Understanding the difference between a job and a dream is imperative because of the tendency to expect our jobs to meet the needs that can only be satisfied by our dreams. Research in different environments has shown that over 60% of employees hate their jobs! The impact of this statistic on productivity is nightmarish.

All the frustrations employees have on the job is traceable to unmet expectations founded on poor understanding of what a job is meant to do.

Why dream?

To dream is to imagine the possibilities; it’s the human ability to see things not as they are but as they could be. If a man does not or cannot dream, he’s stuck with what is – the present. Therefore, to avoid a feeling of being stuck in life, you must have a dream.

Someone defined a dream as a preview of coming attractions. This brings to focus the reason you should have a dream. A dream facilitates positive expectations about the future (hope). It enables you have a sneak preview of your better future and feel the positive emotions attached to it, in the present.

Key Attributes of a Dream

Your dream provides the nourishment for your soul. This derives from the capacity of a dream to generate positive emotions. When you believe, because of the dream in your heart, that tomorrow will be better, you feel good about yourself irrespective of the present circumstance.

A dream enhances the creativity of the human mind. When you can imagine future possibilities, you provide the impetus for your mind to become creative. It goes without saying that imagination is the substrate for creativity. Imagination and creativity are inseparable. Imagination breeds creativity and creativity results in more imaginative thinking.

Your dream strengthens your willpower. A man that knows what could be (possibilities) is more inclined to take action than another who cannot see beyond the present.

The Power of a Dream

Inherent in every dream is the powerful force of attraction. A dream pulls its possessor towards it. In effect, when you have a clear picture of what you want (your dream); you’ve already set in motion the machinery for its achievement.

It’s difficult to put down a man with a dream because all he sees is his dream. Joseph in the Bible was so obsessed with his dream that he never saw the bitterness-filled intrigues of his siblings toward him. At the end, his dream became a reality.

Your dream has the power to pull you through any difficult circumstance you presently face. It was said about Jesus that because He saw the joy that was set before Him (a dream of a joyous end), He endured the gruesome death of the Cross (Hebrews 12:2 paraphrased).

Jim Rohn gave an apt description of the power of a dream in his analysis of Psalm 23:4, which says: “Though I walk through valley of the shadow of death, I shall fear no evil…” He (Jim Rohn) insightfully averred that the reason a man can walk through the valley of the shadow of death is because he has a view of what the future holds (his dream)!

How long should you hold on to the job?

In private or group discussions, the question of how long a person should hold on to a job before transiting to his dream is often asked. There’s no hard and fast rule on this matter. What I always say is that when you’re true to your dream, you’ll know when to move; the force of your dream will bring about the movement. However, it’s advisable that you hold on for as long as you need to build what you consider the minimum resource requirements to sustain you pending the realization of your dream.

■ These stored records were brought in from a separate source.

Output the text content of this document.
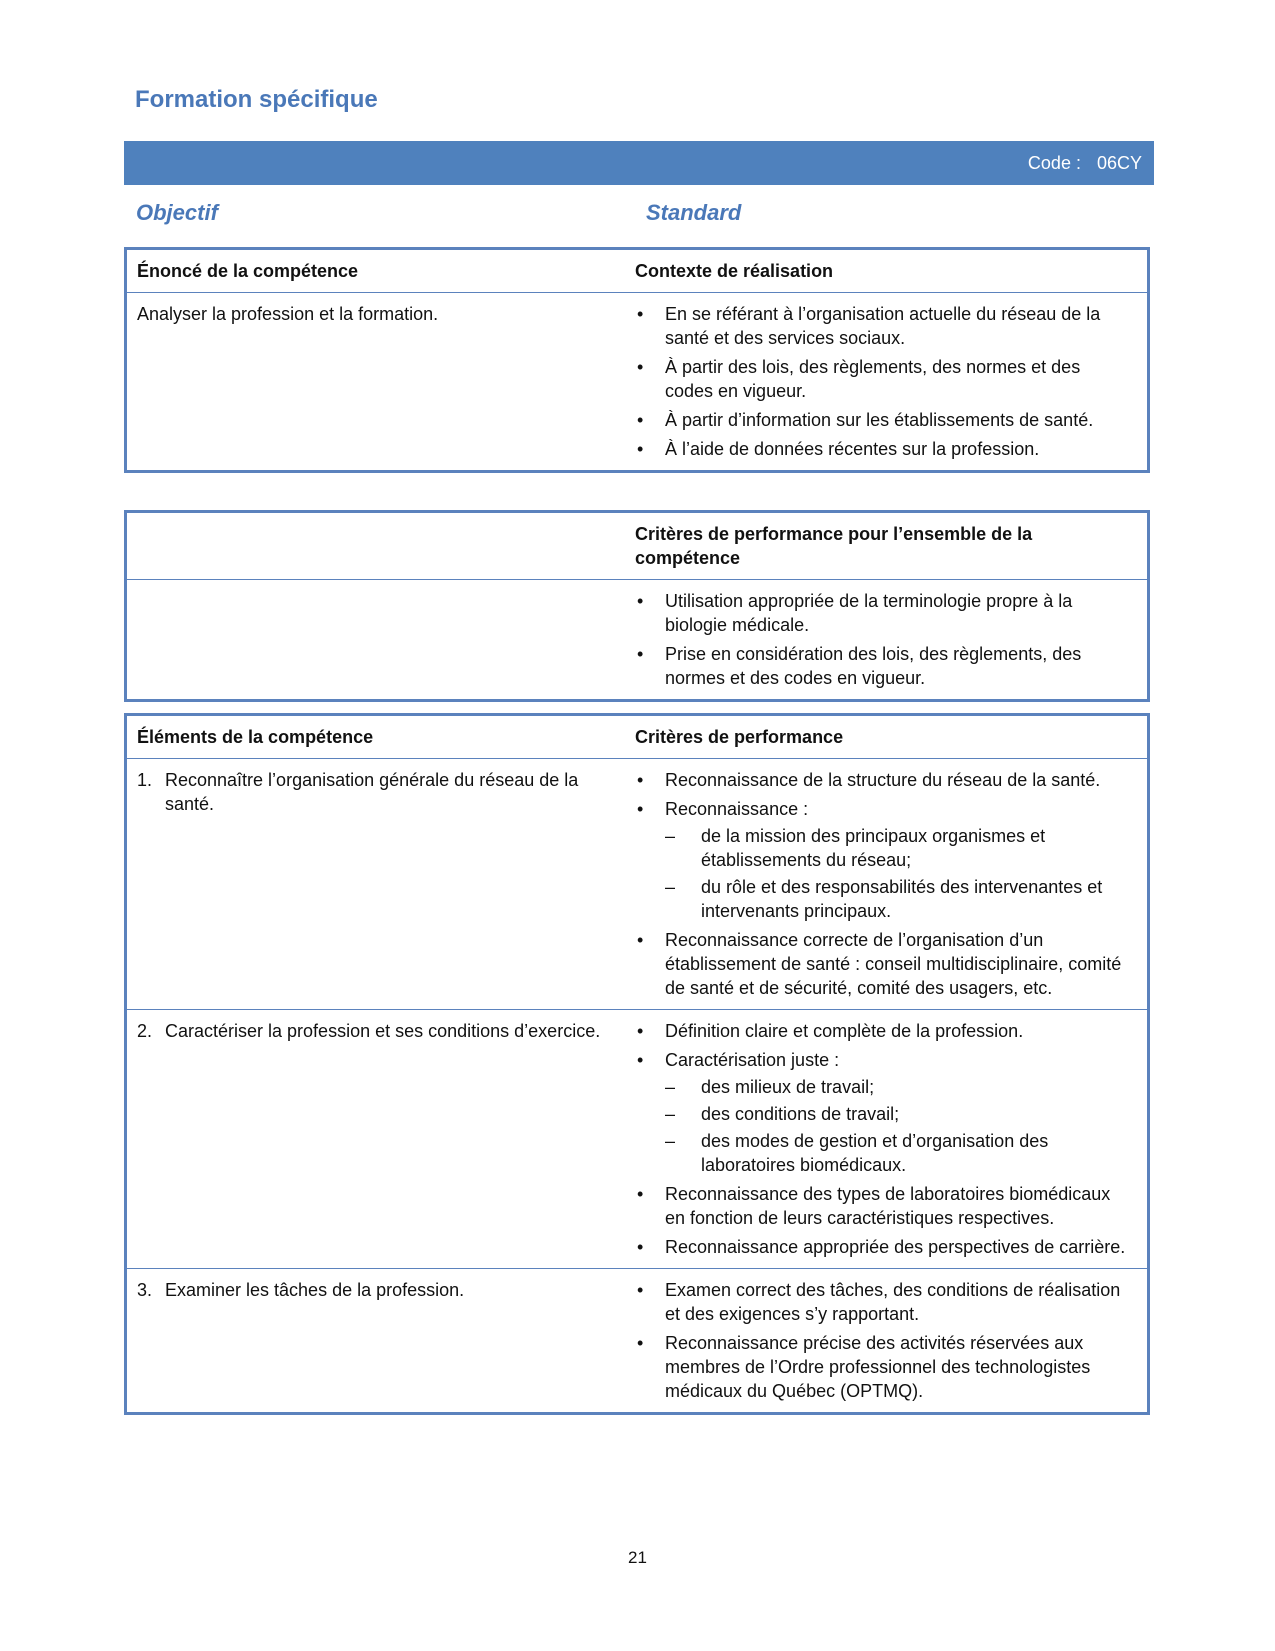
Formation spécifique
Code : 06CY
Objectif	Standard
Énoncé de la compétence	Contexte de réalisation
Analyser la profession et la formation.	• En se référant à l’organisation actuelle du réseau de la santé et des services sociaux.
• À partir des lois, des règlements, des normes et des codes en vigueur.
• À partir d’information sur les établissements de santé.
• À l’aide de données récentes sur la profession.
Critères de performance pour l’ensemble de la compétence
• Utilisation appropriée de la terminologie propre à la biologie médicale.
• Prise en considération des lois, des règlements, des normes et des codes en vigueur.
Éléments de la compétence	Critères de performance
1. Reconnaître l’organisation générale du réseau de la santé.
• Reconnaissance de la structure du réseau de la santé.
• Reconnaissance :
– de la mission des principaux organismes et établissements du réseau;
– du rôle et des responsabilités des intervenantes et intervenants principaux.
• Reconnaissance correcte de l’organisation d’un établissement de santé : conseil multidisciplinaire, comité de santé et de sécurité, comité des usagers, etc.
2. Caractériser la profession et ses conditions d’exercice.	• Définition claire et complète de la profession.
• Caractérisation juste :
– des milieux de travail;
– des conditions de travail;
– des modes de gestion et d’organisation des laboratoires biomédicaux.
• Reconnaissance des types de laboratoires biomédicaux en fonction de leurs caractéristiques respectives.
• Reconnaissance appropriée des perspectives de carrière.
3. Examiner les tâches de la profession.	• Examen correct des tâches, des conditions de réalisation et des exigences s’y rapportant.
• Reconnaissance précise des activités réservées aux membres de l’Ordre professionnel des technologistes médicaux du Québec (OPTMQ).
21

As they say, people don’t buy into dreams, they buy into reality. This is what makes having a job imperative while nurturing a dream. The challenge is that most people are preoccupied with survival so they don’t take the time to reflect on their dream. For a lot more people, they build a lifestyle around their job and as a result they always have to do what they do and are never able to do what they want to do.

How do you sustain your dream?

Dreams are sustained through continuous imagination of possibilities. Once you have a dream, there’s no end to it. It is expected to get better every day as the view of the dream becomes clearer. The continuity of your dream is based on the premise that it will always be the centre of your affection. From personal experience, when you love what you do, your imagination becomes boundless.

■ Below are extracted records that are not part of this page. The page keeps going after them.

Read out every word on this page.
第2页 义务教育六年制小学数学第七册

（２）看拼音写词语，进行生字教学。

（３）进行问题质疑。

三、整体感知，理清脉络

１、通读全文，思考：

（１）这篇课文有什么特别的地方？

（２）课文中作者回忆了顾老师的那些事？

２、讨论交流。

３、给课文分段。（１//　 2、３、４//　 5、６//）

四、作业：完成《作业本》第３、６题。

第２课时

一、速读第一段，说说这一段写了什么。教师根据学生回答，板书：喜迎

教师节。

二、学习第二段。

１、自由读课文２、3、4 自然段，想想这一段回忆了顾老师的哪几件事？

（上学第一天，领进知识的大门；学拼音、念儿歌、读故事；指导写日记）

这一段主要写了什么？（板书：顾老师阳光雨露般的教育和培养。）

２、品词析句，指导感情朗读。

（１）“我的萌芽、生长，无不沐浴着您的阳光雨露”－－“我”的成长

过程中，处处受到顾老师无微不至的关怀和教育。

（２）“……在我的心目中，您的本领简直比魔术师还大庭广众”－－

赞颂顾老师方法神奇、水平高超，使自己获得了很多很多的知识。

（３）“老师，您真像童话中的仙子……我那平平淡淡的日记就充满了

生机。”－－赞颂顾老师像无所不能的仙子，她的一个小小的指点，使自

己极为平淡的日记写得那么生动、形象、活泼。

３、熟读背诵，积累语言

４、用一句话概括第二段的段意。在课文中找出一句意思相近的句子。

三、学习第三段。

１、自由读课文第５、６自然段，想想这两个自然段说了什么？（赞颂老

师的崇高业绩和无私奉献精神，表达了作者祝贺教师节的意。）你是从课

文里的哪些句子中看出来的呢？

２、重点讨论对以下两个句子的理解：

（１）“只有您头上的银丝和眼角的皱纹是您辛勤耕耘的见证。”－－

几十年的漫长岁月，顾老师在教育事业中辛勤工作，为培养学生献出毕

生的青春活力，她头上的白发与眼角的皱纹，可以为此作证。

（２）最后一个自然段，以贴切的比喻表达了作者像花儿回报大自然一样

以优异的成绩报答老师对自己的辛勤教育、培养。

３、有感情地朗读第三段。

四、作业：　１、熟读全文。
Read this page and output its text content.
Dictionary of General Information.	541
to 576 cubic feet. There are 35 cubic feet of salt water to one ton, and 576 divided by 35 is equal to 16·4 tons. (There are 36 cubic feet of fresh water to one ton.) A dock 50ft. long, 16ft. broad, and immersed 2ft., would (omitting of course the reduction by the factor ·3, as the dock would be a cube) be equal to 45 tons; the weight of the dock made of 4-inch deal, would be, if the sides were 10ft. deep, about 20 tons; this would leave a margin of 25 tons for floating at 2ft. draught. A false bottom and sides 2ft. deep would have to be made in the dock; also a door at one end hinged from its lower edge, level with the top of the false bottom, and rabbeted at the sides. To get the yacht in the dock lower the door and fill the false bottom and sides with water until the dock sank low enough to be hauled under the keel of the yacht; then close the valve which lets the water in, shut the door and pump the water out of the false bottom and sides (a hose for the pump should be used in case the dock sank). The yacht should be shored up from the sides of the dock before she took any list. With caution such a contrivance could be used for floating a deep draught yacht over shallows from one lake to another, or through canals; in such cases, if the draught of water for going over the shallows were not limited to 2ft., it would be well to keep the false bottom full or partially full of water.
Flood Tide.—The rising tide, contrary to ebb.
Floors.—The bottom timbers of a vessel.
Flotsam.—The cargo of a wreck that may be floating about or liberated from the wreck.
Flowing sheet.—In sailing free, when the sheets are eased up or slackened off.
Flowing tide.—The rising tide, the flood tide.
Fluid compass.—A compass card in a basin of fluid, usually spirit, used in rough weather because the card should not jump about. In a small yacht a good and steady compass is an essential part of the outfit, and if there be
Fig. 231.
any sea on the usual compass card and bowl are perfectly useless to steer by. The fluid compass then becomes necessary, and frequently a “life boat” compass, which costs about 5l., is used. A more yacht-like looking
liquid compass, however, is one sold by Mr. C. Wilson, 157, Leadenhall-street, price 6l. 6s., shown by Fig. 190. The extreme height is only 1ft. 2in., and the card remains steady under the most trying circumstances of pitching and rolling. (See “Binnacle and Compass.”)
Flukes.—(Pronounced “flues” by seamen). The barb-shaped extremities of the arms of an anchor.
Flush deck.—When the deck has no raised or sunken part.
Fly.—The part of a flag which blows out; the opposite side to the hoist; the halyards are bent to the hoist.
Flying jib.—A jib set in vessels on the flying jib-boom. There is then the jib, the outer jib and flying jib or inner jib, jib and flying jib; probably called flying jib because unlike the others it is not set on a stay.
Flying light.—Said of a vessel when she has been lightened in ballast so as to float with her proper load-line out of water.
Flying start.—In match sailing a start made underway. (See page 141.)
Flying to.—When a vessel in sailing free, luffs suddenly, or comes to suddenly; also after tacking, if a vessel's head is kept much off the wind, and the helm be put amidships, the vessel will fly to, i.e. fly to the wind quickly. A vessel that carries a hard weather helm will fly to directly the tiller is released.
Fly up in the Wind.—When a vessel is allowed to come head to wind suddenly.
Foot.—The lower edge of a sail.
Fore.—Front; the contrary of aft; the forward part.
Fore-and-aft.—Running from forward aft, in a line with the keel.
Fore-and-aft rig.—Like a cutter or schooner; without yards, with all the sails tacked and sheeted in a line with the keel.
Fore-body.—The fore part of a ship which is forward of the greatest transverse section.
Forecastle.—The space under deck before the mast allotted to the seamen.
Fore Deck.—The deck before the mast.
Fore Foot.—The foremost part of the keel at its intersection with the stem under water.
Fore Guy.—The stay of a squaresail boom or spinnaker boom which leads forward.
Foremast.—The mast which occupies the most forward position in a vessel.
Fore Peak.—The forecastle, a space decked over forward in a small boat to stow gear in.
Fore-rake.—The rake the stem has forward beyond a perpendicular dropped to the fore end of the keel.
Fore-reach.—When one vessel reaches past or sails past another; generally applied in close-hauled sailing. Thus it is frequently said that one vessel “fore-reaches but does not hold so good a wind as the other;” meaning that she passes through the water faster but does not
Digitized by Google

The sustenance of your dream is also hinged on its magnitude. That’s why people say your dream must be bigger than you for it to be a worthwhile dream. When you’ve achieved a portion of your dream, you move on to the next and it goes on and on. In essence, your dream must have a never-ending attribute. The above description of a dream makes it a vector quantity (a dream has magnitude and direction).

Starting the dream process

 

The first step in the process of having a dream is to ask the question: “What Do I Really Want?” Take time to answer this question diligently. You would find my article ‘What Do You Really Want?’ a helpful guide for this process. The article can be accessed through the link – http://waleadeniranye/what-do-you-really-want.

Your job is a facilitator of your dream to the extent that it acts as a guide in the dream process. When you view your job in this light, it ceases to be a drag on your life. The longer you stay on the job, the more the need for your dream to evolve. Expecting your job to give you significance when you’ve gone far beyond survival is a misplaced priority.